Adopting AIPs in your company

Note: We’re working on some tooling to make this better. Keep an eye on this GitHub issue for progress.

While AIPs originated at Google and were aimed for Googlers writing Google APIs, much of the guidance documented is useful outside of Google. This document describes how you might adopt AIPs as the way you document your own APIs even if you don’t work at Google.

The problem

Sometimes private organizations might have API guidance that they don’t want or care to share with the rest of the world. For example, maybe in your company (let’s say, Acme, Inc), you identify your resources with a special field called string acme_id.

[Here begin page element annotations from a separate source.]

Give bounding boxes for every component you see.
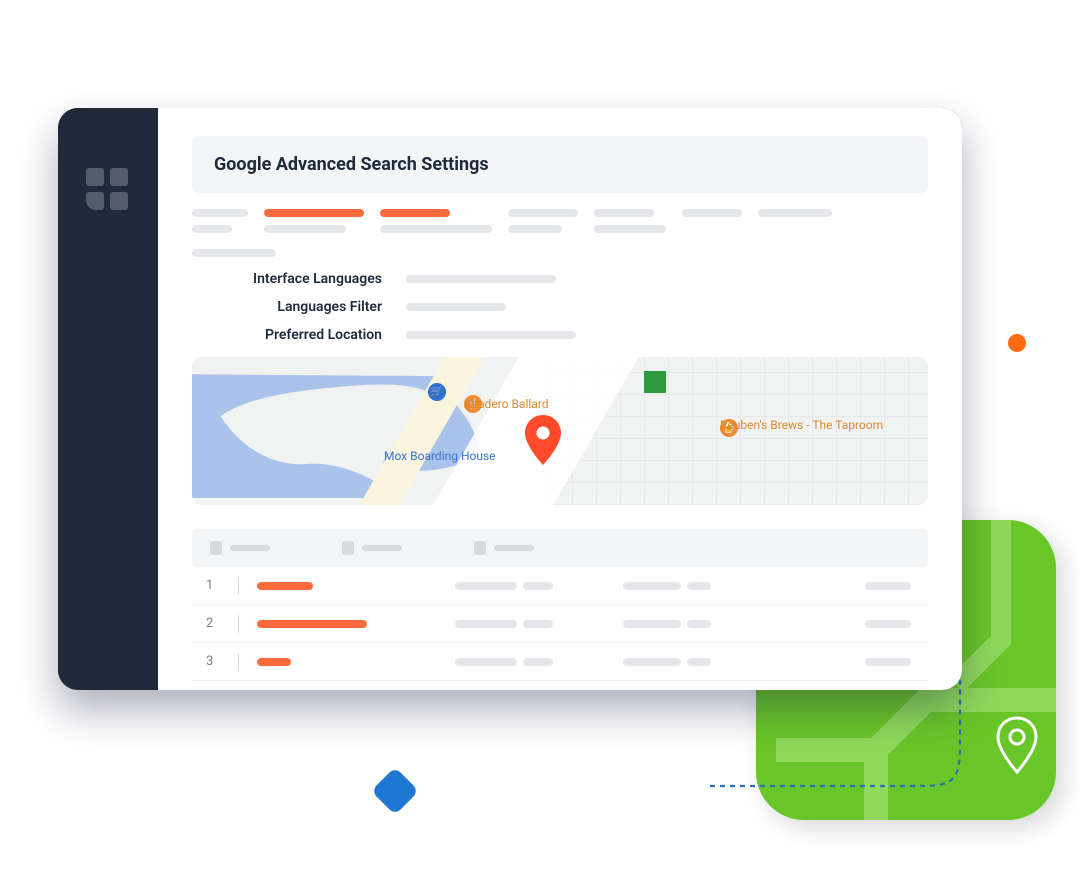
settings-block: Interface Languages Languages Filter Pre… — [192, 271, 928, 343]
table-row[interactable]: 2 — [192, 605, 928, 643]
table-col-2[interactable] — [342, 541, 402, 555]
dashboard-icon[interactable] — [86, 168, 130, 212]
tab-active-2[interactable] — [380, 209, 450, 217]
table-col-3[interactable] — [474, 541, 534, 555]
map-pin-outline-icon — [994, 716, 1040, 778]
park-icon — [644, 371, 666, 393]
poi-asadero[interactable]: 🍴 Asadero Ballard — [464, 395, 482, 413]
table-col-1[interactable] — [210, 541, 270, 555]
setting-value-placeholder[interactable] — [406, 275, 556, 283]
poi-label: Asadero Ballard — [464, 397, 549, 411]
tab-active-1[interactable] — [264, 209, 364, 217]
content-pane: Google Advanced Search Settings Interfac… — [158, 108, 962, 690]
tab-4[interactable] — [594, 209, 654, 217]
setting-value-placeholder[interactable] — [406, 303, 506, 311]
map-preview[interactable]: 🛒 🍴 Asadero Ballard Mox Boarding House 🍺… — [192, 357, 928, 505]
table-row[interactable]: 1 — [192, 567, 928, 605]
setting-value-placeholder[interactable] — [406, 331, 576, 339]
setting-label: Preferred Location — [192, 327, 382, 343]
page-title: Google Advanced Search Settings — [192, 136, 928, 193]
poi-label: Reuben's Brews - The Taproom — [720, 419, 883, 433]
sidebar — [58, 108, 158, 690]
tab-strip — [192, 209, 928, 257]
app-window: Google Advanced Search Settings Interfac… — [58, 108, 962, 690]
poi-mox[interactable]: Mox Boarding House — [384, 449, 496, 463]
row-index: 2 — [206, 616, 220, 631]
setting-label: Languages Filter — [192, 299, 382, 315]
blue-waypoint-icon — [371, 767, 419, 815]
row-index: 1 — [206, 578, 220, 593]
map-pin-icon[interactable] — [524, 415, 562, 469]
table-header — [192, 529, 928, 567]
shopping-icon: 🛒 — [428, 383, 446, 401]
poi-shopping: 🛒 — [428, 379, 446, 401]
poi-reubens[interactable]: 🍺 Reuben's Brews - The Taproom — [720, 419, 738, 437]
tab-6[interactable] — [758, 209, 832, 217]
tab-5[interactable] — [682, 209, 742, 217]
tab-3[interactable] — [508, 209, 578, 217]
setting-languages-filter: Languages Filter — [192, 299, 928, 315]
orange-node-icon — [1008, 334, 1026, 352]
setting-interface-languages: Interface Languages — [192, 271, 928, 287]
tab-7[interactable] — [192, 249, 276, 257]
setting-label: Interface Languages — [192, 271, 382, 287]
setting-preferred-location: Preferred Location — [192, 327, 928, 343]
table-row[interactable]: 3 — [192, 643, 928, 681]
row-index: 3 — [206, 654, 220, 669]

This rule could be written as an AIP, but there’s no reason to share this rule with everyone – it’s only for you and your development team. However, you don’t want this to conflict with a future AIP (e.g., if you make this AIP-1234, maybe that AIP will get written in the future and then you’ll have a conflict). So what do you do?

The 9000 block

Much like the Unicode specification, we’ve reserved the 9000 block of AIP numbers (that is, AIP-9000 through AIP-9999) to be for “internal use”. This means that these AIPs will never have public documentation and are free for private companies to use for their own API guidance. As a result, all you have to do is write your AIPs as usual and give them a number in the 9000 block.

Custom AIP domains

We’re working on a separate fork-able repository that you can copy and use as your 9000 block AIP repository. The page rendered by GitHub Pages will serve only the AIPs in that block and redirect all other pages to aip.dev.

In short, this means that you can create your own AIP domain (e.g., aip.example.com) and point that to the forked GitHub repository which will redirect for all well-known AIPs and serve all internal AIPs from your own repository. Once you’ve done that, you can cite all AIPs specifically using that domain name (e.g., aip.example.com/1234) and you’ll always get sent to the right place.